Select each leg of the journey one at a time. The prices listed are always the lowest possible price including that option, which means other selections made later might raise the price — but at least one option will still be available at the price you saw previously. Orange text indicates the cheapest option on the page.
If you wish, you can work backwards by selecting the return journey from the top of the page to view those results first.
One of the best options here seems to be a Saturday morning itinerary with flights on Alaska Airlines and Hawaiian Airlines. It’s not the cheapest option, but it is just $111 more, has a short connection, and doesn’t require taking time off work on Friday. After selecting this option I get a list of return flights.
On the first page I was promised a fare of $1,113 — and there are several return options that are still available at that price. Others may be more expensive. The bets option is probably to return on Friday. It’s not only cheaper but also means that I’ll be able to return home that weekend. Many of the more expensive flights are Sunday night redeyes. I’ll select the first option from the list, which minimizes the connection time in San Francisco.
Reading the Itinerary
After selecting the flights there will be a summary of the itinerary. This includes detailed information on the airline, flight numbers, aircraft type, and the booking class.
Below the itinerary is a blue box with a breakdown of the fare, including the base fare and any associated taxes and fees. This can be helpful to estimate the fees for the same itinerary when booked as an award ticket, or to calculate the number of frequent flyer miles you’ll earn on the base fare. There are also some tricks, like fuel dumping, that rely on this information.
Notice that this itinerary is actually a mix of four different fares. You can still buy them together on a single ticket. Sometimes mixing fares is cheaper, and sometimes one fare that covers the entire journey is cheaper. It’s difficult to predict.
The bigger issue is that there are three airlines in this itinerary, and airline websites like to promote their own fares. Travel agents (online and in person) sometimes do a better job helping you book tickets that have flights operated by several different carriers.

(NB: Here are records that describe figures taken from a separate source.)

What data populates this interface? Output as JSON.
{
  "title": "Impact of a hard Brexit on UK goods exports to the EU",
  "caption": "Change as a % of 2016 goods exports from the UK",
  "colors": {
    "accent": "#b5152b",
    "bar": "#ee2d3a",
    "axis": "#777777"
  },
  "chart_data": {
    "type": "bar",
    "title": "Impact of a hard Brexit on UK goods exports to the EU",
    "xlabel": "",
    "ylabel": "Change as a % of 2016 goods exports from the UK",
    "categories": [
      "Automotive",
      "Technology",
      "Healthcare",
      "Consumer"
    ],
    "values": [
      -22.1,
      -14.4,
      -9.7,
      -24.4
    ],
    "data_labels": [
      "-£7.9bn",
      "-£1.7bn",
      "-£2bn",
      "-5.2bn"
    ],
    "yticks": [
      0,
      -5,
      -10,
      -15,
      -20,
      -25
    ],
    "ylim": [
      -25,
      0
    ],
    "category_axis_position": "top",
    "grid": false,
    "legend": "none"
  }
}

Use Flexible Dates for Lower Fares
It’s possible that I could book a lower fare if I removed some of the advanced routing language. Forcing my connections in certain cities eliminated some options. Another good way to find cheap fares is to be very flexible with dates. How flexible? You can tell ITA Matrix to search an entire month at once. Just choose the earliest possible departure and how long you want to be away. Enter a range of dates if you’re not sure. For a week-long trip you might search 5-6 nights. For a weekend you might search 2-3 nights.
I’ll try a new search, this time being more flexible with my itinerary and dates.
Search results for flexible dates begin with a calendar view. The cheapest fares are in orange. Hover over the departure date to see how prices change with the length of stay. After making a choice, you’ll see more detailed information about each flight as in the first example.
ITA Matrix can’t book tickets, but it is very good at finding the best options. Just know that you should be able to book the same itinerary for the same price on another website. You can try to reconstruct the results by going to the airline’s website directly, use an online travel agency, or by taking a screenshot to share with a human travel agent. Hipmunk is a particularly helpful online travel agency since it can understand some (not all) of ITA’s advanced routing language, enabling you to enter exact flight numbers if other options aren’t working.